19. September 2011 12:40
The first ever national campaign to raise awareness of bowel cancer will be launched by the Department of Health in January 2012.
‘Be Clear on Cancer’ is part of an £8.5 million package to promote and develop bowel cancer screening and treatment services.
The awareness campaign, which follows successful regional trials, aims to encourage the public to be aware of possible early symptoms of bowel cancer and discuss these with their GP.
Other measures aimed at improving bowel cancer survival rates include:
- extending the screening age to 75
- introducing flexible sigmoidoscopy screening at 55
- promoting laparoscopic colorectal surgery
- training for lower rectal surgery.
Regional pilots for the awareness campaign in the South West and East of England led to a 48% increase in the number of people reporting symptoms to their GPs and a 32% increase in urgent referrals to hospitals.
“No-one likes thinking about cancer, or talking about their poo. But the plain fact is no-one dies of embarrassment,” said Health Minister Paul Burstow. “Early diagnosis makes a huge difference to your chance of survival.”
The new campaign is part of the National Awareness and Early Diagnosis Initiative, set up by Cancer Research UK and the DH. Harpal Kumar, Chief Executive of Cancer Research UK, commented: “The key reason our cancer survival lags behind the best in the world is that we diagnose the disease late.”

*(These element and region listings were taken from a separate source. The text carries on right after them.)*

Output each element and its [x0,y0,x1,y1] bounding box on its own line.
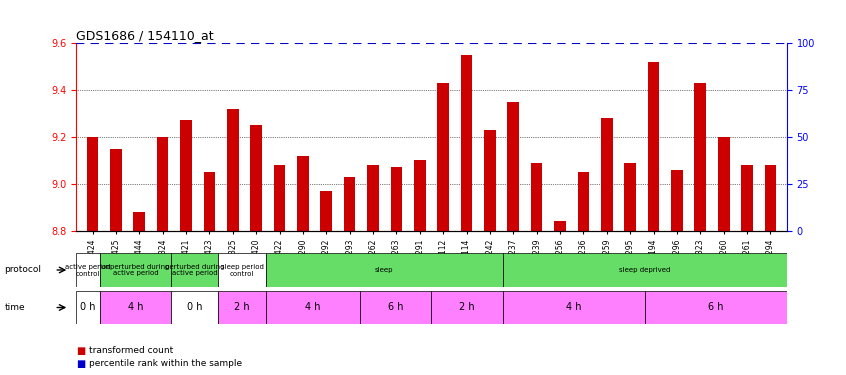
Text: ■: ■ [76,346,85,355]
Bar [391,167,402,231]
Bar [100,291,171,324]
Bar [508,102,519,231]
Bar [717,137,729,231]
Text: ■: ■ [76,359,85,369]
Text: 0 h: 0 h [80,303,96,312]
Text: 2 h: 2 h [459,303,475,312]
Bar [554,221,566,231]
Bar [648,62,659,231]
Bar [227,109,239,231]
Bar [343,177,355,231]
Bar [297,156,309,231]
Bar [100,253,171,287]
Bar [157,137,168,231]
Text: protocol: protocol [4,266,41,274]
Bar [578,172,590,231]
Bar [250,125,262,231]
Text: active period
control: active period control [65,264,111,276]
Bar [431,291,503,324]
Bar [218,253,266,287]
Bar [218,291,266,324]
Bar [134,212,146,231]
Bar [171,291,218,324]
Bar [76,291,100,324]
Bar [741,165,753,231]
Text: transformed count: transformed count [89,346,173,355]
Text: sleep: sleep [375,267,393,273]
Bar [204,172,215,231]
Bar [414,160,426,231]
Bar [321,191,332,231]
Bar [671,170,683,231]
Text: 4 h: 4 h [305,303,321,312]
Bar [273,165,285,231]
Bar [484,130,496,231]
Text: sleep period
control: sleep period control [221,264,263,276]
Text: 4 h: 4 h [128,303,143,312]
Bar [76,253,100,287]
Text: GDS1686 / 154110_at: GDS1686 / 154110_at [76,29,214,42]
Bar [503,291,645,324]
Text: 6 h: 6 h [388,303,404,312]
Text: percentile rank within the sample: percentile rank within the sample [89,359,242,368]
Bar [503,253,787,287]
Bar [461,55,472,231]
Text: 2 h: 2 h [234,303,250,312]
Text: 0 h: 0 h [187,303,202,312]
Bar [266,253,503,287]
Bar [437,83,449,231]
Bar [171,253,218,287]
Text: perturbed during
active period: perturbed during active period [165,264,224,276]
Bar [180,120,192,231]
Bar [367,165,379,231]
Bar [601,118,613,231]
Bar [765,165,777,231]
Text: 4 h: 4 h [566,303,581,312]
Bar [110,148,122,231]
Bar [360,291,431,324]
Bar [530,163,542,231]
Text: sleep deprived: sleep deprived [619,267,670,273]
Bar [86,137,98,231]
Bar [624,163,636,231]
Bar [645,291,787,324]
Text: unperturbed during
active period: unperturbed during active period [102,264,169,276]
Bar [695,83,706,231]
Text: time: time [4,303,25,312]
Text: 6 h: 6 h [708,303,723,312]
Bar [266,291,360,324]
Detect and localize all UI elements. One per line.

In a joint statement, charities Bowel Cancer UK and Beating Bowel Cancer noted: “We know 90% of people will survive if diagnosed at the earliest stage of the disease. The tragedy however is that only 9% are. Worryingly awareness of symptoms and the disease is still way too low. We hope this campaign will help change that.”
The DH is also launching a new regional campaign in October to raise awareness of the early symptoms of lung cancer across the Midlands.